Reyes “went home, asked her family to be quiet” and did just that. And the 16-year-old from Allentown, Pa., was soon starring in “Julie and the Phantoms” — her first professional gig.

“It’s a true Cinderella story,” Ortega said. “She’s going to be a big star.”

Remember, this is a guy who had a hand in making Zac Efron a star. And Reyes, it turns out, had already been influenced by Ortega.

“‘High School Musical’ was what encouraged me to even want to get into the acting career,” Reyes said. “So, Kenny, he definitely influenced a lot of my creativity in my life. If it wasn’t for ’High School Musical,’ I probably would have never even wanted to pursue this career.”

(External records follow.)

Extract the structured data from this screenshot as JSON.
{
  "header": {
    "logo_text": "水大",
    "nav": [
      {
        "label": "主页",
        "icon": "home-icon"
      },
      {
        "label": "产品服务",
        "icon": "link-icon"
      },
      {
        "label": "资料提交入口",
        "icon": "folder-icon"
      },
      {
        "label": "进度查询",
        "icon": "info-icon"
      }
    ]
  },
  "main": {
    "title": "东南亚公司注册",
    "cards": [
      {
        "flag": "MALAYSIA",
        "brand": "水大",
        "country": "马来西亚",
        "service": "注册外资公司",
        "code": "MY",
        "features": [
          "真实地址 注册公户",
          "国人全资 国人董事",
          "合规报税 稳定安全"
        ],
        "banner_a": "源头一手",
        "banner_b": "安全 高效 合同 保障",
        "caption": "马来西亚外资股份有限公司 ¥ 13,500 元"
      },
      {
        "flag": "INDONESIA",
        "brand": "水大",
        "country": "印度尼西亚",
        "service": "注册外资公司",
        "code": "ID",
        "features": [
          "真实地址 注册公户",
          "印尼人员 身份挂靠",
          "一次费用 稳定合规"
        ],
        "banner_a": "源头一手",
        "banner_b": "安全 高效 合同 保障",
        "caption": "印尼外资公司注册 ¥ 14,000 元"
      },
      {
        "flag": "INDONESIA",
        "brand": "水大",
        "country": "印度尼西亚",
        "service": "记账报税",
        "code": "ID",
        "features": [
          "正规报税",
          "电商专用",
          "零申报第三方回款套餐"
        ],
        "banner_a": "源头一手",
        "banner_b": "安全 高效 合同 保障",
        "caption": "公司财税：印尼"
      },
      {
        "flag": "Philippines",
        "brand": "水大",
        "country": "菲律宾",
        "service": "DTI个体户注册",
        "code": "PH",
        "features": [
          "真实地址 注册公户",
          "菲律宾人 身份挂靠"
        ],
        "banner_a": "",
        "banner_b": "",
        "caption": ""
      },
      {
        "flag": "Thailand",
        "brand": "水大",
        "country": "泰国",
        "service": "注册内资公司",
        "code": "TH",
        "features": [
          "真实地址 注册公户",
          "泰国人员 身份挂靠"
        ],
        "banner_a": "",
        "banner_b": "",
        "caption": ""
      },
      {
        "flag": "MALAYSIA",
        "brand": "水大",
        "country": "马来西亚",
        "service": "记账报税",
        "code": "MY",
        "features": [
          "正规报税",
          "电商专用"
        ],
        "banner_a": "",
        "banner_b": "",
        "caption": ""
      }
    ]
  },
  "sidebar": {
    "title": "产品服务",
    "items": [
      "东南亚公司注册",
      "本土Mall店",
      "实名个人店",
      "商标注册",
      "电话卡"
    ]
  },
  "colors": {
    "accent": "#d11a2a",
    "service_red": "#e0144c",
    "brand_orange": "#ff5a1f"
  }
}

Gillespie, Joyner and Shada are all a bit older than Reyes — early 20s — and, while each of them has TV experience, none is a household name. (Yet.) But the guys and Reyes all sing and all play instruments in “Julie and the Phantoms.”

There’s an undeniable chemistry among the four main cast members, which was both instant and took some hard work, they said. Reyes, Gillespie, Joyner and Shada spent a month and a half in “band boot camp,” learning songs and choreography, and taking piano, guitar, bass, drums and vocal lessons.

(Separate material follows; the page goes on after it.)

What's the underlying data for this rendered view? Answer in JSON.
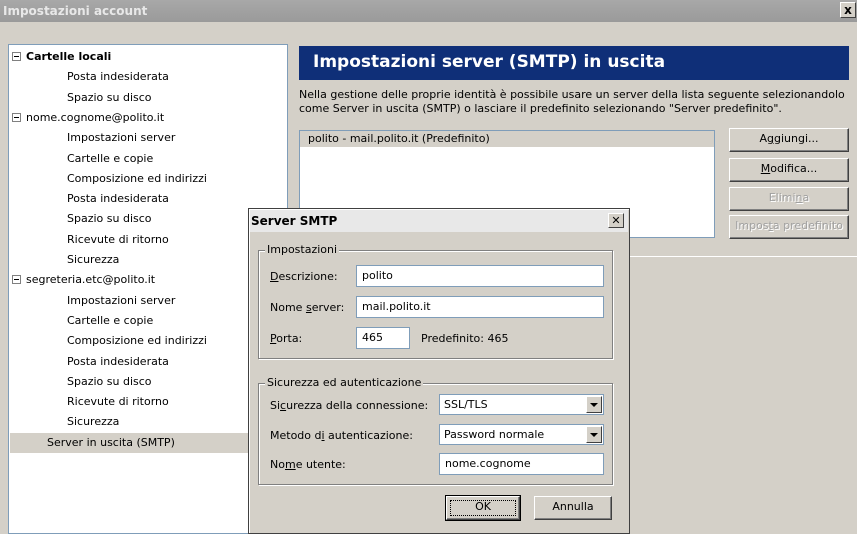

(Kailey Schwerman | Courtesy of Netflix) Madison Reyes as Julie in the big “High School Musical”-esque number in “Julie and the Phantoms.”

It was “just really getting everybody into [the] shape that they needed for the songs,” Shada said. “When you’re doing all this with each other, you become a real band — and you really become close friends and a close family. It was also just so much fun.

“This didn’t feel like work. It felt like we’re getting paid to do stuff that we would have dreamt of doing.”

Joyner said he’s worked on productions when the performers are told to “figure it out” before the cameras start rolling as producers “try to do it for as little money as possible.”

“I think Kenny said, ‘No, no, no, let’s get these guys in a room together for 10 hours a day.’ And I think you can really see that when you watch the show,” he said. “I think you can really see that we’re best friends.”

Every episode features original songs — rock, pop, power ballads, and Broadway-style tunes — that will get your toes tapping. And after the kids have streamed the episodes a couple of times, they’ll be singing along.

In Episode 4, there’s a sequence that seems pulled directly out of “HSM.” Unprompted, Gillespie called it Reyes’ “big ‘High School Musical’ dance number.” And one of the 14 original songs — “Perfect Harmony,” in Episode 7 — was co-written by Reyes and Gillespie.

(Photo courtesy of Netflix) Cheyenne Jackson as Caleb in “Julie and the Phantoms.”

Broadway star Cheyenne Jackson is also on board as Caleb, the ghostly bad guy; Jadah Marie is Julie’s best friend, Flynn; and Booboo Stewart is Willie, a skateboarding ghost and love interest for Alex.

For all of its goofiness, “Julie and the Phantoms” has an enormous amount of heart. There are moments when you’ll find yourself tearing up — when Julie’s family mourns the loss of her mother, and when we meet Luke’s parents, who have never gotten over the loss of their 16-year-old son.

While shooting those scenes, “Everyone cried,” Joyner said. “Everyone,” Reyes agreed.

“Moving through loss also is a big part of our story,” Ortega said. “Bobbing and weaving through the turbulence of life, not losing sight of your dream, standing tall, not giving up on yourself. So, yeah, we’re definitely tugging at your heartstrings.”